La Chine a regretté la présentation d’un texte mal intentionné, sans aucun fondement juridique, et qui a été imposé aux membres de l’ECOSOC, son auteur s’étant opposé à toute négociation.  Outre la création d’un précédent dangereux, ce texte risque d’intensifier les griefs et l’escalade en Iran, a mis en garde la délégation, décriant une politisation et une tentative d’ingérence.

Rappelant que 43 membres ont voté en faveur de l’adhésion de l’Iran à la Commission, le Pakistan a dénoncé une politique à géométrie variable notant que dans sa région, certains pays considérés comme des partenaires stratégiques ne sont jamais inquiétés malgré les violations qu’ils commettent.  L’agenda des droits humains serait mieux servi par des échanges et le dialogue, a-t-il soutenu.  La République arabe syrienne a souligné que l’Iran a été élue de manière démocratique avec l’appui du groupe géographique concerné, tandis que le Bélarus s’est interrogé sur l’objectif d’une résolution qui attise la confrontation.

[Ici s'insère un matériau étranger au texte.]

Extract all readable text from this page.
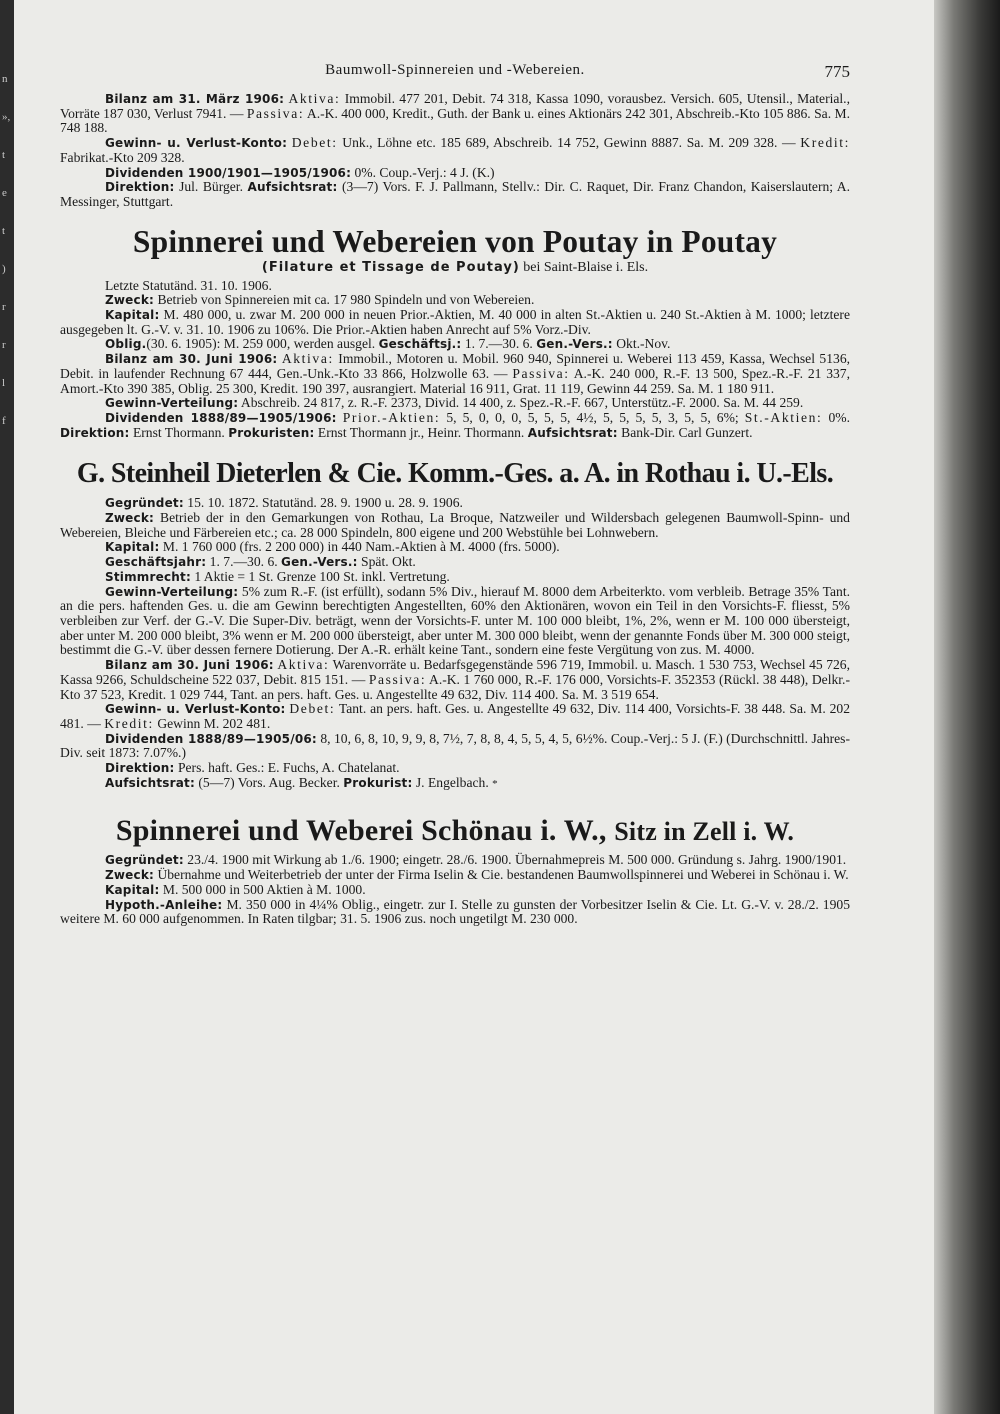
n
»,
t
e
t
)
r
r
l
f
Baumwoll-Spinnereien und -Webereien.	775

Bilanz am 31. März 1906: Aktiva: Immobil. 477 201, Debit. 74 318, Kassa 1090, vorausbez. Versich. 605, Utensil., Material., Vorräte 187 030, Verlust 7941. — Passiva: A.-K. 400 000, Kredit., Guth. der Bank u. eines Aktionärs 242 301, Abschreib.-Kto 105 886. Sa. M. 748 188.

Gewinn- u. Verlust-Konto: Debet: Unk., Löhne etc. 185 689, Abschreib. 14 752, Gewinn 8887. Sa. M. 209 328. — Kredit: Fabrikat.-Kto 209 328.

Dividenden 1900/1901—1905/1906: 0%. Coup.-Verj.: 4 J. (K.)

Direktion: Jul. Bürger. Aufsichtsrat: (3—7) Vors. F. J. Pallmann, Stellv.: Dir. C. Raquet, Dir. Franz Chandon, Kaiserslautern; A. Messinger, Stuttgart.

Spinnerei und Webereien von Poutay in Poutay

(Filature et Tissage de Poutay) bei Saint-Blaise i. Els.

Letzte Statutänd. 31. 10. 1906.

Zweck: Betrieb von Spinnereien mit ca. 17 980 Spindeln und von Webereien.

Kapital: M. 480 000, u. zwar M. 200 000 in neuen Prior.-Aktien, M. 40 000 in alten St.-Aktien u. 240 St.-Aktien à M. 1000; letztere ausgegeben lt. G.-V. v. 31. 10. 1906 zu 106%. Die Prior.-Aktien haben Anrecht auf 5% Vorz.-Div.

Oblig.(30. 6. 1905): M. 259 000, werden ausgel. Geschäftsj.: 1. 7.—30. 6. Gen.-Vers.: Okt.-Nov.

Bilanz am 30. Juni 1906: Aktiva: Immobil., Motoren u. Mobil. 960 940, Spinnerei u. Weberei 113 459, Kassa, Wechsel 5136, Debit. in laufender Rechnung 67 444, Gen.-Unk.-Kto 33 866, Holzwolle 63. — Passiva: A.-K. 240 000, R.-F. 13 500, Spez.-R.-F. 21 337, Amort.-Kto 390 385, Oblig. 25 300, Kredit. 190 397, ausrangiert. Material 16 911, Grat. 11 119, Gewinn 44 259. Sa. M. 1 180 911.

Gewinn-Verteilung: Abschreib. 24 817, z. R.-F. 2373, Divid. 14 400, z. Spez.-R.-F. 667, Unterstütz.-F. 2000. Sa. M. 44 259.

Dividenden 1888/89—1905/1906: Prior.-Aktien: 5, 5, 0, 0, 0, 5, 5, 5, 4½, 5, 5, 5, 5, 3, 5, 5, 6%; St.-Aktien: 0%. Direktion: Ernst Thormann. Prokuristen: Ernst Thormann jr., Heinr. Thormann. Aufsichtsrat: Bank-Dir. Carl Gunzert.

G. Steinheil Dieterlen & Cie. Komm.-Ges. a. A. in Rothau i. U.-Els.

Gegründet: 15. 10. 1872. Statutänd. 28. 9. 1900 u. 28. 9. 1906.

Zweck: Betrieb der in den Gemarkungen von Rothau, La Broque, Natzweiler und Wildersbach gelegenen Baumwoll-Spinn- und Webereien, Bleiche und Färbereien etc.; ca. 28 000 Spindeln, 800 eigene und 200 Webstühle bei Lohnwebern.

Kapital: M. 1 760 000 (frs. 2 200 000) in 440 Nam.-Aktien à M. 4000 (frs. 5000).

Geschäftsjahr: 1. 7.—30. 6. Gen.-Vers.: Spät. Okt.

Stimmrecht: 1 Aktie = 1 St. Grenze 100 St. inkl. Vertretung.

Gewinn-Verteilung: 5% zum R.-F. (ist erfüllt), sodann 5% Div., hierauf M. 8000 dem Arbeiterkto. vom verbleib. Betrage 35% Tant. an die pers. haftenden Ges. u. die am Gewinn berechtigten Angestellten, 60% den Aktionären, wovon ein Teil in den Vorsichts-F. fliesst, 5% verbleiben zur Verf. der G.-V. Die Super-Div. beträgt, wenn der Vorsichts-F. unter M. 100 000 bleibt, 1%, 2%, wenn er M. 100 000 übersteigt, aber unter M. 200 000 bleibt, 3% wenn er M. 200 000 übersteigt, aber unter M. 300 000 bleibt, wenn der genannte Fonds über M. 300 000 steigt, bestimmt die G.-V. über dessen fernere Dotierung. Der A.-R. erhält keine Tant., sondern eine feste Vergütung von zus. M. 4000.

Bilanz am 30. Juni 1906: Aktiva: Warenvorräte u. Bedarfsgegenstände 596 719, Immobil. u. Masch. 1 530 753, Wechsel 45 726, Kassa 9266, Schuldscheine 522 037, Debit. 815 151. — Passiva: A.-K. 1 760 000, R.-F. 176 000, Vorsichts-F. 352353 (Rückl. 38 448), Delkr.-Kto 37 523, Kredit. 1 029 744, Tant. an pers. haft. Ges. u. Angestellte 49 632, Div. 114 400. Sa. M. 3 519 654.

Gewinn- u. Verlust-Konto: Debet: Tant. an pers. haft. Ges. u. Angestellte 49 632, Div. 114 400, Vorsichts-F. 38 448. Sa. M. 202 481. — Kredit: Gewinn M. 202 481.

Dividenden 1888/89—1905/06: 8, 10, 6, 8, 10, 9, 9, 8, 7½, 7, 8, 8, 4, 5, 5, 4, 5, 6½%. Coup.-Verj.: 5 J. (F.) (Durchschnittl. Jahres-Div. seit 1873: 7.07%.)

Direktion: Pers. haft. Ges.: E. Fuchs, A. Chatelanat.

Aufsichtsrat: (5—7) Vors. Aug. Becker. Prokurist: J. Engelbach. *

Spinnerei und Weberei Schönau i. W., Sitz in Zell i. W.

Gegründet: 23./4. 1900 mit Wirkung ab 1./6. 1900; eingetr. 28./6. 1900. Übernahmepreis M. 500 000. Gründung s. Jahrg. 1900/1901.

Zweck: Übernahme und Weiterbetrieb der unter der Firma Iselin & Cie. bestandenen Baumwollspinnerei und Weberei in Schönau i. W.

Kapital: M. 500 000 in 500 Aktien à M. 1000.

Hypoth.-Anleihe: M. 350 000 in 4¼% Oblig., eingetr. zur I. Stelle zu gunsten der Vorbesitzer Iselin & Cie. Lt. G.-V. v. 28./2. 1905 weitere M. 60 000 aufgenommen. In Raten tilgbar; 31. 5. 1906 zus. noch ungetilgt M. 230 000.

À l’issue de l’adoption du projet de résolution, plusieurs des États abstentionnistes sont intervenus pour expliquer leur position, à l’instar de l’Indonésie qui a déploré l’impossibilité d’avoir pu discuter au préalable de cette résolution « manichéenne ».  Au lieu de renforcer le système, nous avons affaibli le multilatéralisme, a regretté la délégation.  Une telle révocation n’encourage pas le dialogue, ni la coopération, a renchéri le Mexique selon qui un siège vide au sein de la Commission ne contribuera pas à améliorer la situation des femmes dans le monde.

De son côté, le Nigéria a expliqué avoir voté contre la résolution en raison de manquements procéduraux, qualifiant en outre de contre-productive la révocation de l’Iran.  Voter contre le texte ne revient pas à voter pour le mal, a appuyé la délégation qui s’est opposée à la manipulation politique et au chantage, tout en appelant l’Iran à prendre des mesures pour mettre un terme à la répression et à la brutalité.

Le Chili a estimé au contraire que le maintien de l’Iran au sein de la Commission serait un « contre-sens » et a affirmé que le vote ne crée pas de précédent, évoquant lui aussi une situation exceptionnelle.  Dans des circonstances normales, une résolution de ce genre ferait l’objet d’un débat au sein de la Commission, mais vu la situation exceptionnelle actuelle, nous avons voté pour, a fait savoir la Colombie qui a espéré que l’adoption du texte servira de coup de semonce.  L’Argentine a salué l’importance du message envoyé à l’adresse des autorités iraniennes.

Abondant dans ce sens, l’Union européenne, par la voix de la République tchèque, a dénoncé dans les termes les plus vifs les actions de l’Iran, notamment les exécutions de deux manifestants, et a appelé à ce que les responsables de la mort de Mahsa Amini répondent de leurs actes, exhortant en outre les autorités à mettre un terme à la peine de mort et aux détentions préventives qui servent à bâillonner les défenseurs des droits humains.

Les principes et règles de l’ONU ont été la cible d’une attaque des États-Unis, a dénoncé la République islamique d’Iran qui est intervenue de nouveau avant la levée de la séance.  Assurant défendre les droits des femmes et des jeunes filles, elle a rejeté toutes les accusations formulées par les États-Unis et l’Union européenne, pointant les crimes racistes qui y sont commis, et dénonçant le sort réservé aux peuples autochtones du Canada, de même que l’assassinat d’une journaliste par Israël.

La prochaine réunion de l’ECOSOC sera annoncée dans le Journal des Nations Unies.